The crackle I was talking about comes from the timeout in PollReceive. I looked into the code and see a comment from Stephen Hensley that says the routine is blocking. If it is, I would expect that any non-zero value for timeout would starve the audio callback, which is what I seem to have observed. There must be something that I’m not understanding here.

void setup() {
  Serial.begin(115200);
}

void loop() {
    Serial.println("test");
    Serial.flush();
}

In my last post, the last paragraph was horribly confusing; my apologies. Here’s what I actually meant. My audio callback routine simply transfers bytes out of a buffer that I manage. This is based on a suggestion Stephen Hensley gave me a number of months back, and has been reinforced by some others on the forum. The buffer is filled by a routine I call play().

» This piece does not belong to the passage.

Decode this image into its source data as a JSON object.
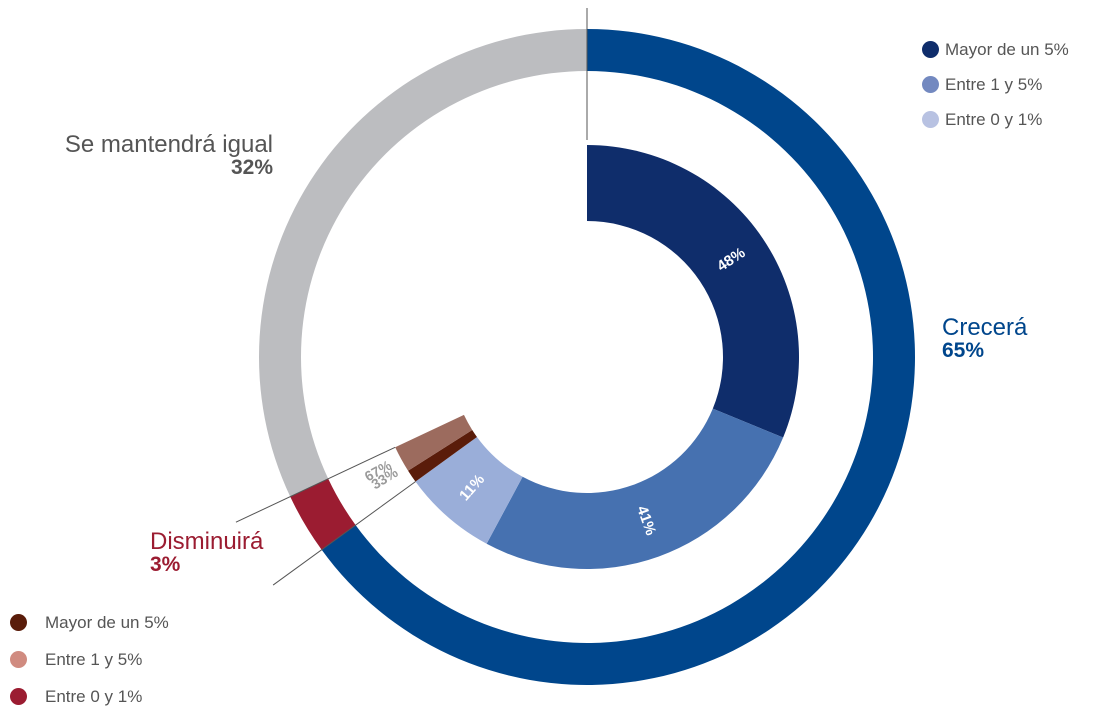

One of the challenges in structuring my code has been to ensure that play() gets called often enough to prevent buffer underflows. That is the problem I’m talking about in my mis-languaged phrase “starve the audio callback”. If I call an I/O routine which blocks for 1ms (let alone 10!) I’m already in trouble. I need to either have non-blocking I/O, or a different approach to “feeding the audio”. I’m open to suggestions here.

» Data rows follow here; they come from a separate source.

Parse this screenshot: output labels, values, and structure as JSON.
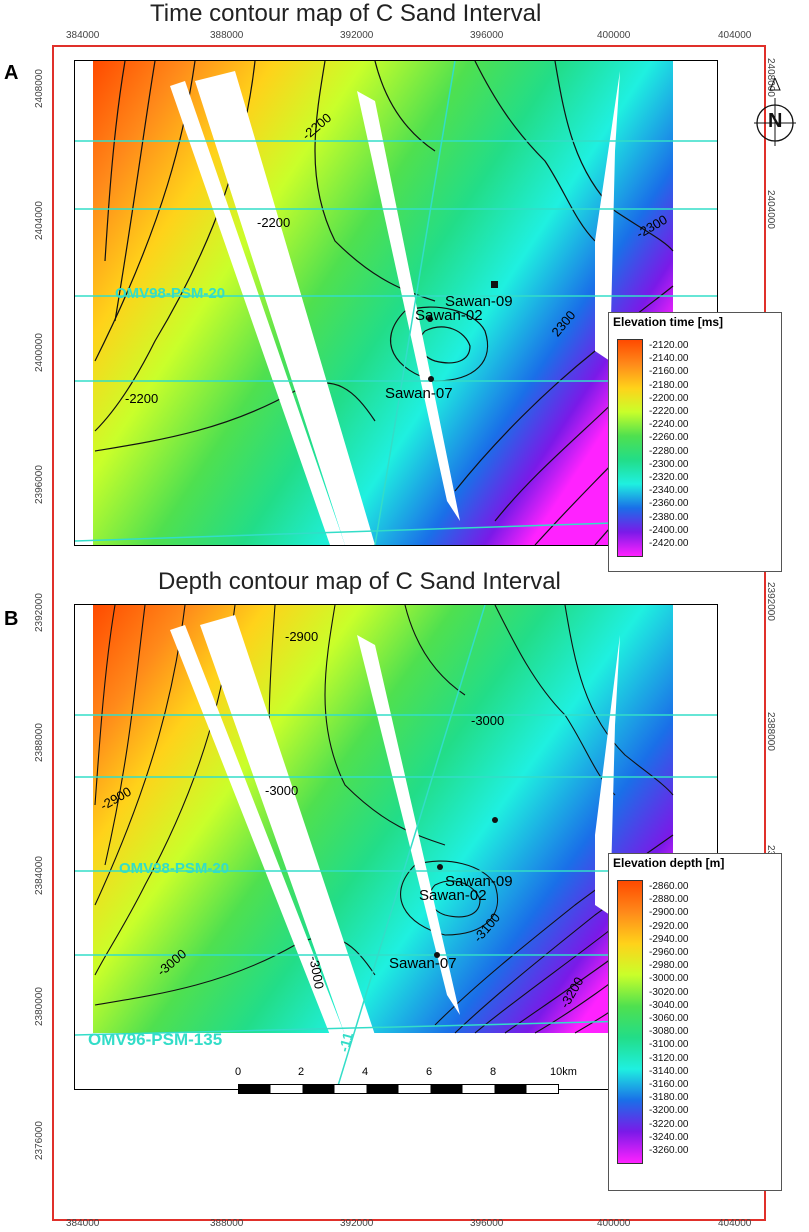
{
  "panels": [
    {
      "letter": "A",
      "title": "Time contour map of C Sand Interval",
      "legend_title": "Elevation time [ms]",
      "legend_values": [
        "-2120.00",
        "-2140.00",
        "-2160.00",
        "-2180.00",
        "-2200.00",
        "-2220.00",
        "-2240.00",
        "-2260.00",
        "-2280.00",
        "-2300.00",
        "-2320.00",
        "-2340.00",
        "-2360.00",
        "-2380.00",
        "-2400.00",
        "-2420.00"
      ],
      "contour_labels": [
        "-2200",
        "-2200",
        "-2200",
        "-2300",
        "2300",
        "-2"
      ],
      "wells": [
        "Sawan-09",
        "Sawan-02",
        "Sawan-07"
      ],
      "seismic_line": "OMV98-PSM-20"
    },
    {
      "letter": "B",
      "title": "Depth contour map of C Sand Interval",
      "legend_title": "Elevation depth [m]",
      "legend_values": [
        "-2860.00",
        "-2880.00",
        "-2900.00",
        "-2920.00",
        "-2940.00",
        "-2960.00",
        "-2980.00",
        "-3000.00",
        "-3020.00",
        "-3040.00",
        "-3060.00",
        "-3080.00",
        "-3100.00",
        "-3120.00",
        "-3140.00",
        "-3160.00",
        "-3180.00",
        "-3200.00",
        "-3220.00",
        "-3240.00",
        "-3260.00"
      ],
      "contour_labels": [
        "-2900",
        "-2900",
        "-3000",
        "-3000",
        "-3000",
        "-3000",
        "-3100",
        "-3200"
      ],
      "wells": [
        "Sawan-09",
        "Sawan-02",
        "Sawan-07"
      ],
      "seismic_line": "OMV98-PSM-20",
      "seismic_line_2": "OMV96-PSM-135",
      "line_tick": "-11"
    }
  ],
  "x_ticks": [
    "384000",
    "388000",
    "392000",
    "396000",
    "400000",
    "404000"
  ],
  "y_ticks": [
    "2408000",
    "2404000",
    "2400000",
    "2396000",
    "2392000",
    "2388000",
    "2384000",
    "2380000",
    "2376000"
  ],
  "scale_bar": {
    "labels": [
      "0",
      "2",
      "4",
      "6",
      "8",
      "10km"
    ]
  },
  "compass_letter": "N",
  "colors": {
    "frame": "#e0302a",
    "contour": "#111111",
    "seismic": "#33ddc8"
  }
}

OK I’ve been testing a bit this morning.

I can confirm two things.

  1. PollReceive is in fact blocking. So a long timeout will potentially starve your audio callback.
  2. PollReceive stops working when a 1 ms delay is introduced to the loop.

The blocking receive will end if either you hit the timeout OR you fill your buffer. If you are receiving bits at 9600 bits/s and you are only filling one byte that means you’ll only be blocking for about 1ms or so per call plus whatever overhead the function call includes.

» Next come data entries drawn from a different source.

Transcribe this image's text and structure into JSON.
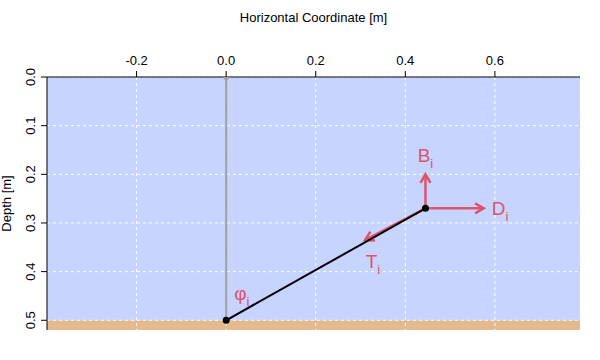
{
  "chart_data": {
    "type": "line",
    "xlabel": "Horizontal Coordinate [m]",
    "ylabel": "Depth [m]",
    "xlim": [
      -0.4,
      0.79
    ],
    "ylim": [
      0,
      0.52
    ],
    "xticks": [
      -0.2,
      {
        "value": 0,
        "label": "0.0"
      },
      0.2,
      0.4,
      0.6
    ],
    "yticks": [
      {
        "value": 0,
        "label": "0.0"
      },
      0.1,
      0.2,
      0.3,
      0.4,
      0.5
    ],
    "grid": true,
    "water": {
      "color": "#c6d4ff",
      "depth": [
        0,
        0.5
      ]
    },
    "seabed": {
      "color": "#e4b98e",
      "depth": [
        0.5,
        0.52
      ]
    },
    "series": [
      {
        "color": "#a0a0a0",
        "x": [
          0,
          0
        ],
        "values": [
          0,
          0.5
        ],
        "marker": "circle"
      },
      {
        "color": "#000000",
        "x": [
          0,
          0.445
        ],
        "values": [
          0.5,
          0.27
        ],
        "marker": "circle"
      }
    ],
    "arrows": {
      "color": "#df536b",
      "items": [
        {
          "label": "B",
          "subscript": "i",
          "from": [
            0.445,
            0.27
          ],
          "to": [
            0.445,
            0.2
          ]
        },
        {
          "label": "D",
          "subscript": "i",
          "from": [
            0.445,
            0.27
          ],
          "to": [
            0.575,
            0.27
          ]
        },
        {
          "label": "T",
          "subscript": "i",
          "from": [
            0.445,
            0.27
          ],
          "to": [
            0.31,
            0.335
          ]
        }
      ]
    },
    "annotations": [
      {
        "text": "φ",
        "subscript": "i"
      }
    ]
  }
}
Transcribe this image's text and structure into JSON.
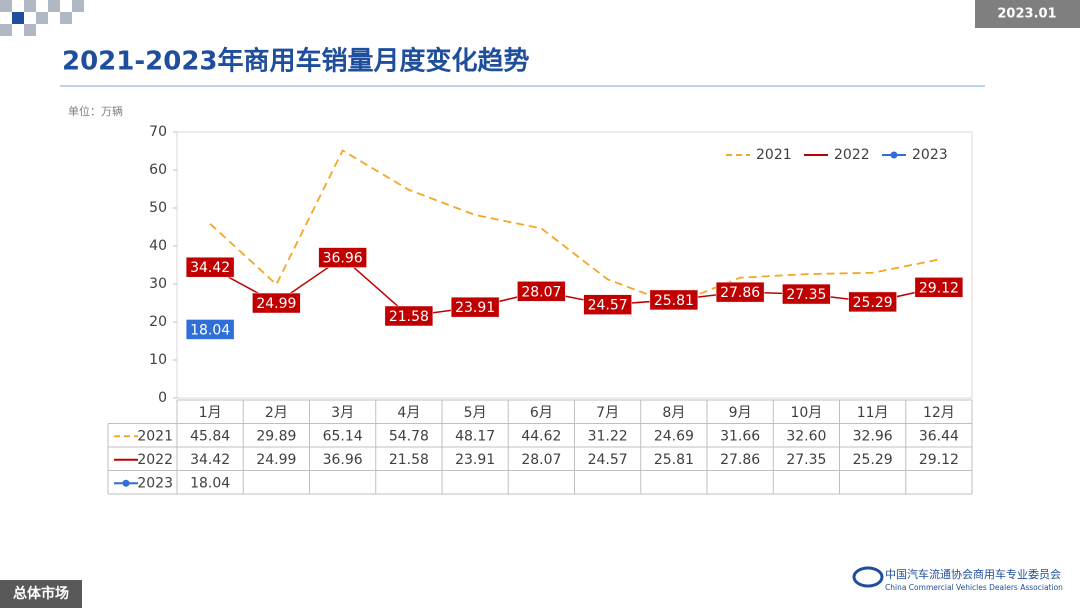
{
  "header": {
    "date": "2023.01",
    "section": "总体市场",
    "org_cn": "中国汽车流通协会商用车专业委员会",
    "org_en": "China Commercial Vehicles Dealers Association"
  },
  "chart_data": {
    "type": "line",
    "title": "2021-2023年商用车销量月度变化趋势",
    "unit_label": "单位：万辆",
    "categories": [
      "1月",
      "2月",
      "3月",
      "4月",
      "5月",
      "6月",
      "7月",
      "8月",
      "9月",
      "10月",
      "11月",
      "12月"
    ],
    "series": [
      {
        "name": "2021",
        "color": "#f5a623",
        "dashed": true,
        "values": [
          45.84,
          29.89,
          65.14,
          54.78,
          48.17,
          44.62,
          31.22,
          24.69,
          31.66,
          32.6,
          32.96,
          36.44
        ],
        "value_labels": [
          "45.84",
          "29.89",
          "65.14",
          "54.78",
          "48.17",
          "44.62",
          "31.22",
          "24.69",
          "31.66",
          "32.60",
          "32.96",
          "36.44"
        ]
      },
      {
        "name": "2022",
        "color": "#c00000",
        "values": [
          34.42,
          24.99,
          36.96,
          21.58,
          23.91,
          28.07,
          24.57,
          25.81,
          27.86,
          27.35,
          25.29,
          29.12
        ],
        "value_labels": [
          "34.42",
          "24.99",
          "36.96",
          "21.58",
          "23.91",
          "28.07",
          "24.57",
          "25.81",
          "27.86",
          "27.35",
          "25.29",
          "29.12"
        ]
      },
      {
        "name": "2023",
        "color": "#2f6fd6",
        "marker": true,
        "values": [
          18.04,
          null,
          null,
          null,
          null,
          null,
          null,
          null,
          null,
          null,
          null,
          null
        ],
        "value_labels": [
          "18.04",
          null,
          null,
          null,
          null,
          null,
          null,
          null,
          null,
          null,
          null,
          null
        ]
      }
    ],
    "ylim": [
      0,
      70
    ],
    "yticks": [
      0,
      10,
      20,
      30,
      40,
      50,
      60,
      70
    ],
    "legend": "upper right"
  }
}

If I interpret your code correctly, it configures UART at 115200 baud, but then its receive rate becomes 1000 baud. You’re adding 1 ms delay after every byte, so there’s no way to transfer more than 1000 bytes / seconds. I would guess that you’re getting UART overrun error after that. LibDaisy deactivates UART in this case

Thanks for looking into this and the feedback, guys! Your explanation makes sense, @antisvin , BUT, please note that my initial test case (posted in this thread a while back), sends a half-dozen characters every two seconds. And that fails the same way. So I think there must be something else going on.

I’m sorry, Ben, I’m not following the final paragraph of your last post. Is there a problem that you’re investigating, or is there “user error” that I need to understand? Thanks.